Ainsi, notre cerveau privilégie le partage par la nature même de son système, ce qui signifie de profondes implications pour les processus créatifs. A chaque fois que vous avez l’intention de créer, il vous sera plus aisé de générer des idées plus créatives si vous conservez à l’esprit la notion de processus de partage. Le processus de formation des idées n’est pas linéaire, mais ressemble plus à une avalanche d’amplifications le long d”un chemin de réflexion. Il se déplace avec le momentum d’une boule de neige créative. Si votre système cognitif interne encourage le partage, vous pouvez alors construire une boucle de rétroaction de bonheur, qui vous aidera à son tour à générer d’autant plus d’idées. C’est une sorte d’effet papillon, où la petite quantité d’énergie créative que vous aurez dépensé vous rendra, vous et le monde , plus créatifs.

Cependant, les décisions prises au quotidien par la plupart des adultes ont une créativité plutôt faible, seulement parce qu’ils ont désactivé leurs chemins de partage. Les gens aiment en général partager ce qu’ils créent, mais dans une culture qui leur enjoint de protéger leurs idées, les gens deviennent convaincus du danger du partage.

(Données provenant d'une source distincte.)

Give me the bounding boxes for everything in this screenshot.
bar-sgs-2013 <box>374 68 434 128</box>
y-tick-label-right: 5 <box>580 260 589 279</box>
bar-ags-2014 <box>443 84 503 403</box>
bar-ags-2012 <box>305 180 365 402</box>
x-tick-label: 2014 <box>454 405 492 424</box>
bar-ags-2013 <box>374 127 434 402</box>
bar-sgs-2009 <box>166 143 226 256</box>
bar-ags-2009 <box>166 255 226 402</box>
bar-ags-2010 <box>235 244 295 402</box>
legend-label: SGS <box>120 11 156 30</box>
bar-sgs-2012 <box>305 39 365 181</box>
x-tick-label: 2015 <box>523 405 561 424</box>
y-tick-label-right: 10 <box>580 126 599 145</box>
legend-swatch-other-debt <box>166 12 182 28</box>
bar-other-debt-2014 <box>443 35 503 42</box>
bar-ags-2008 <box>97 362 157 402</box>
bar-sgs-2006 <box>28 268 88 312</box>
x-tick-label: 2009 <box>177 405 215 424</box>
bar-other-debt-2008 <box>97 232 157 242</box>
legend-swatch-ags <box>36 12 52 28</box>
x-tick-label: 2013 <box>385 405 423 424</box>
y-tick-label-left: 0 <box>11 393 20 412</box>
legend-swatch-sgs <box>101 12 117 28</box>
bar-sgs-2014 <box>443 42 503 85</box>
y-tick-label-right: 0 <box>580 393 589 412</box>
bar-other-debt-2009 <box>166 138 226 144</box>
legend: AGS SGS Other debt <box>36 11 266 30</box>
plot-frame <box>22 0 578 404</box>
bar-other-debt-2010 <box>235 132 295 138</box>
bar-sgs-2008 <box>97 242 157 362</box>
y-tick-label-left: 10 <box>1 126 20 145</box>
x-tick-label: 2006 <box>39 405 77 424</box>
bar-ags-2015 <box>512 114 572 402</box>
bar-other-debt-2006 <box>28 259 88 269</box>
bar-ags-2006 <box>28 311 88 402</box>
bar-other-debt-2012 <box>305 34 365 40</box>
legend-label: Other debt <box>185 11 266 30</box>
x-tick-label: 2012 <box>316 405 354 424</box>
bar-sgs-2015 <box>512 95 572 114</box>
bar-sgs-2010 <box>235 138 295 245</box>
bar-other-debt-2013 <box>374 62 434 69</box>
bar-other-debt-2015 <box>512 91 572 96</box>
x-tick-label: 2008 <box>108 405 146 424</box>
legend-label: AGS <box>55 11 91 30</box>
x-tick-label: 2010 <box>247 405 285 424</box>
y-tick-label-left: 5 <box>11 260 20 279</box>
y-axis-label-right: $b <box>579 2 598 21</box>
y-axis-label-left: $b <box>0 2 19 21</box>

Le sens du partage est alors affaibli dans leur esprit et découragé au sein de leur société. Mais si nous pouvons encourager une personne à partager, alors ses chemins de partage resteront ouverts. L’esprit de partage restera en mémoire dans son esprit, tel un instinct. Si elle rencontre au futur une situation de choix créatif, son choix sera : « Partage ».

Ces déclics de l’esprit sont trop subtils pour être perçus. Mais du fait que le cerveau,et la société, sont des systèmes connectés, l’accumulation de ces micro-attitudes, de neurone en neurone, et d’individu en individu, peut aboutir à un comportement manifeste. Il est aisé de pouvoir dire si une personne, un groupe, une entreprise, une nation sont enclins au partage ou pas. Pour ceux qui ne le sont pas , ce qu’ils défendent comme « biens culturels » et « propriété intellectuelle » ne sont que des excuses pour le statu quo gardant une communauté fermée. Une grande partie de leur « culture » sera protégée, mais le résultat net consiste en la perte directe de bien des précieuses idées, et dans la perte subséquente de tous les gains potentiels de leur partage. Cette connaissance perdue est un trou noir dans nos vies, qui pourrait bien avaler d’autres valeurs également.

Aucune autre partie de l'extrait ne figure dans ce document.